One of the most important roles of the skin is to act as a barrier that prevents water loss and protects the skin from pathogens. Failure of this protective function contributes to dermatological diseases. The research team led by Sarah E. Millar, PhD, Director of the Black Family Stem Cell Institute at the Icahn School of Medicine at Mount Sinai, found that the scaffolding protein, histone deacetylase 3 (HDAC3), is essential for proper skin development and barrier formation.
The group found that mice lacking HDAC3 specifically in the epidermis—the outermost layer of the skin—fail to develop a functional skin barrier and die shortly after birth due to dehydration. The team’s extensive research describes a complex process in which HDAC3 regulates expression of its target genes in the epidermis by interacting with multiple DNA-binding proteins.

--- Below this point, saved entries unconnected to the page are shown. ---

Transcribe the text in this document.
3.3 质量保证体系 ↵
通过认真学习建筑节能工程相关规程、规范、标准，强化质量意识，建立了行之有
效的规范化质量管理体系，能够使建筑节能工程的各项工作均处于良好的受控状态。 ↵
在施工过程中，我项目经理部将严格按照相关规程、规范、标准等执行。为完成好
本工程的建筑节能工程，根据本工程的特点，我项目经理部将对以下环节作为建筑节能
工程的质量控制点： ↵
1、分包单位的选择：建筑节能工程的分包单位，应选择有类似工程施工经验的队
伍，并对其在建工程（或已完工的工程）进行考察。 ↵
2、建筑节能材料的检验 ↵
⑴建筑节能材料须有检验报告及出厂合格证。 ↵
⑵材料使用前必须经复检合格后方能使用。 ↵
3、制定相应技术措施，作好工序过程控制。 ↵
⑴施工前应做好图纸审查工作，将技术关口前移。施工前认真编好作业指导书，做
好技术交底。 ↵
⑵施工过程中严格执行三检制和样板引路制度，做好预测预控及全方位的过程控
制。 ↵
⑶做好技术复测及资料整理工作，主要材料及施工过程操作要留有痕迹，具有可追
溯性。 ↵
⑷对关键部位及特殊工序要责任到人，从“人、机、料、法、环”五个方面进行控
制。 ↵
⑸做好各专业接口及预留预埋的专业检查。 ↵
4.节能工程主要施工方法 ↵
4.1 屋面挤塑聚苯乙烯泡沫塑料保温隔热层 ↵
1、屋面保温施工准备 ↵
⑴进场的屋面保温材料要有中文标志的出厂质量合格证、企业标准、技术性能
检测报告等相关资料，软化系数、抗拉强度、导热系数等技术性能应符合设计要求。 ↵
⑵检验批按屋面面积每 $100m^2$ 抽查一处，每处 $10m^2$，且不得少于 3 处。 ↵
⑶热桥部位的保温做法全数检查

“HDAC3 is particularly interesting to us, as it associates with different proteins in different tissue types to regulate its target genes,” says Katherine Szigety, an MD/PhD student in the Millar Lab and first author of the study. “While HDAC3 has been studied in diverse contexts, its role and transcriptional partners in the developing epidermis had not been identified until now.”

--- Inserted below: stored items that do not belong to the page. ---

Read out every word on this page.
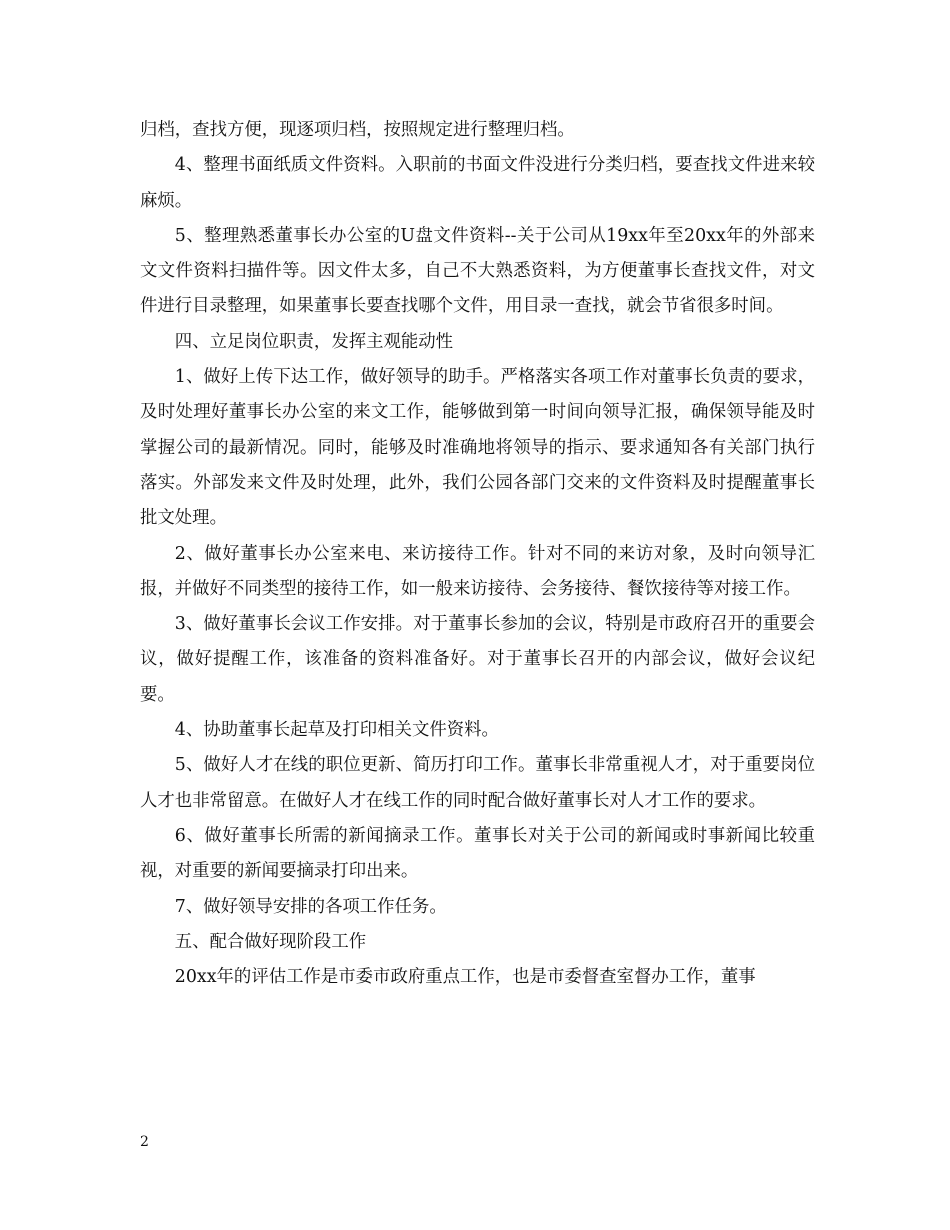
归档，查找方便，现逐项归档，按照规定进行整理归档。

4、整理书面纸质文件资料。入职前的书面文件没进行分类归档，要查找文件进来较麻烦。

5、整理熟悉董事长办公室的U盘文件资料--关于公司从19xx年至20xx年的外部来文文件资料扫描件等。因文件太多，自己不大熟悉资料，为方便董事长查找文件，对文件进行目录整理，如果董事长要查找哪个文件，用目录一查找，就会节省很多时间。

四、立足岗位职责，发挥主观能动性

1、做好上传下达工作，做好领导的助手。严格落实各项工作对董事长负责的要求，及时处理好董事长办公室的来文工作，能够做到第一时间向领导汇报，确保领导能及时掌握公司的最新情况。同时，能够及时准确地将领导的指示、要求通知各有关部门执行落实。外部发来文件及时处理，此外，我们公园各部门交来的文件资料及时提醒董事长批文处理。

2、做好董事长办公室来电、来访接待工作。针对不同的来访对象，及时向领导汇报，并做好不同类型的接待工作，如一般来访接待、会务接待、餐饮接待等对接工作。

3、做好董事长会议工作安排。对于董事长参加的会议，特别是市政府召开的重要会议，做好提醒工作，该准备的资料准备好。对于董事长召开的内部会议，做好会议纪要。

4、协助董事长起草及打印相关文件资料。

5、做好人才在线的职位更新、简历打印工作。董事长非常重视人才，对于重要岗位人才也非常留意。在做好人才在线工作的同时配合做好董事长对人才工作的要求。

6、做好董事长所需的新闻摘录工作。董事长对关于公司的新闻或时事新闻比较重视，对重要的新闻要摘录打印出来。

7、做好领导安排的各项工作任务。

五、配合做好现阶段工作

20xx年的评估工作是市委市政府重点工作，也是市委督查室督办工作，董事

2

HDAC3 is a member of a family of epigenetic regulators, known as histone deacetylases (HDACs), which control gene expression by changing the structure of genetic material. Understanding the biology of epigenetic regulation is an area of active scientific investigation, as many new therapeutics are designed to modify this process. With a focus on skin biology, Dr. Millar’s lab is studying HDACs because a group of drugs called HDAC inhibitors are used to treat cutaneous T-cell lymphoma, a rare cancer that affects the skin.
The lab’s research on HDAC3 builds on their previous studies of the related proteins HDAC1 and HDAC2 in skin development. The team discovered that the mechanisms by which HDAC3 regulates target gene expression are distinctly different from those involving HDAC1 and HDAC2.

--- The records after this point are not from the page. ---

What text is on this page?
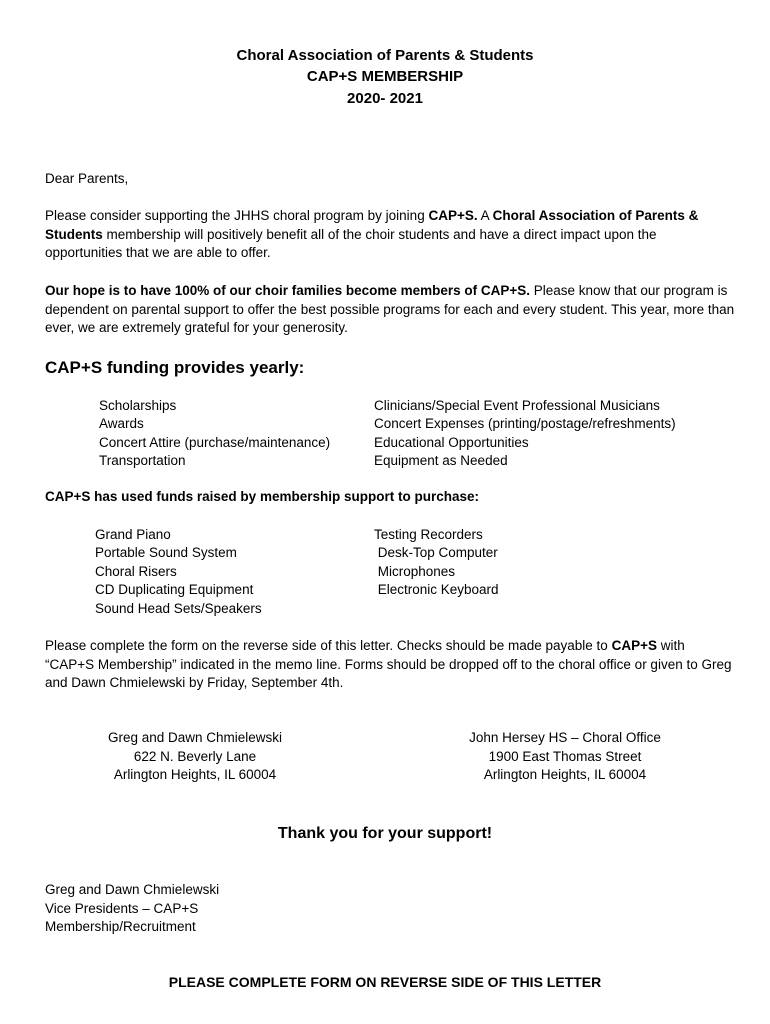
Choral Association of Parents & Students
CAP+S MEMBERSHIP
2020- 2021
Dear Parents,
Please consider supporting the JHHS choral program by joining CAP+S. A Choral Association of Parents & Students membership will positively benefit all of the choir students and have a direct impact upon the opportunities that we are able to offer.
Our hope is to have 100% of our choir families become members of CAP+S. Please know that our program is dependent on parental support to offer the best possible programs for each and every student. This year, more than ever, we are extremely grateful for your generosity.
CAP+S funding provides yearly:
Scholarships
Awards
Concert Attire (purchase/maintenance)
Transportation
Clinicians/Special Event Professional Musicians
Concert Expenses (printing/postage/refreshments)
Educational Opportunities
Equipment as Needed
CAP+S has used funds raised by membership support to purchase:
Grand Piano
Portable Sound System
Choral Risers
CD Duplicating Equipment
Sound Head Sets/Speakers
Testing Recorders
Desk-Top Computer
Microphones
Electronic Keyboard
Please complete the form on the reverse side of this letter. Checks should be made payable to CAP+S with “CAP+S Membership” indicated in the memo line. Forms should be dropped off to the choral office or given to Greg and Dawn Chmielewski by Friday, September 4th.
Greg and Dawn Chmielewski
622 N. Beverly Lane
Arlington Heights, IL 60004
John Hersey HS – Choral Office
1900 East Thomas Street
Arlington Heights, IL 60004
Thank you for your support!
Greg and Dawn Chmielewski
Vice Presidents – CAP+S
Membership/Recruitment
PLEASE COMPLETE FORM ON REVERSE SIDE OF THIS LETTER
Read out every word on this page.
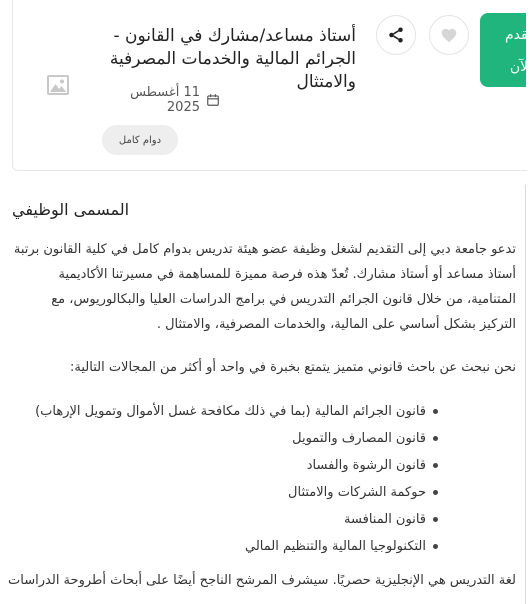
تقدم
الآن
أستاذ مساعد/مشارك في القانون - الجرائم المالية والخدمات المصرفية والامتثال
11 أغسطس 2025
دوام كامل
المسمى الوظيفي

تدعو جامعة دبي إلى التقديم لشغل وظيفة عضو هيئة تدريس بدوام كامل في كلية القانون برتبة أستاذ مساعد أو أستاذ مشارك. تُعدّ هذه فرصة مميزة للمساهمة في مسيرتنا الأكاديمية المتنامية، من خلال قانون الجرائم التدريس في برامج الدراسات العليا والبكالوريوس، مع التركيز بشكل أساسي على المالية، والخدمات المصرفية، والامتثال .

نحن نبحث عن باحث قانوني متميز يتمتع بخبرة في واحد أو أكثر من المجالات التالية:

قانون الجرائم المالية (بما في ذلك مكافحة غسل الأموال وتمويل الإرهاب)
قانون المصارف والتمويل
قانون الرشوة والفساد
حوكمة الشركات والامتثال
قانون المنافسة
التكنولوجيا المالية والتنظيم المالي
لغة التدريس هي الإنجليزية حصريًا. سيشرف المرشح الناجح أيضًا على أبحاث أطروحة الدراسات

“Unlike HDACs 1 and 2, HDAC3’s functions in regulating epidermal development appear to be independent of its enzyme activity. Because clinically available HDAC inhibitors specifically block enzyme function, our findings suggest that the effects of treatment with an HDAC inhibitor might resemble loss of HDACs 1 and 2 in the skin, but perhaps not HDAC3,” said Dr. Millar. “This may have important implications for the use of HDAC inhibitors in managing CTCL and other skin conditions. An exciting next step for our group will be to characterize the role of HDAC3 in skin disease.”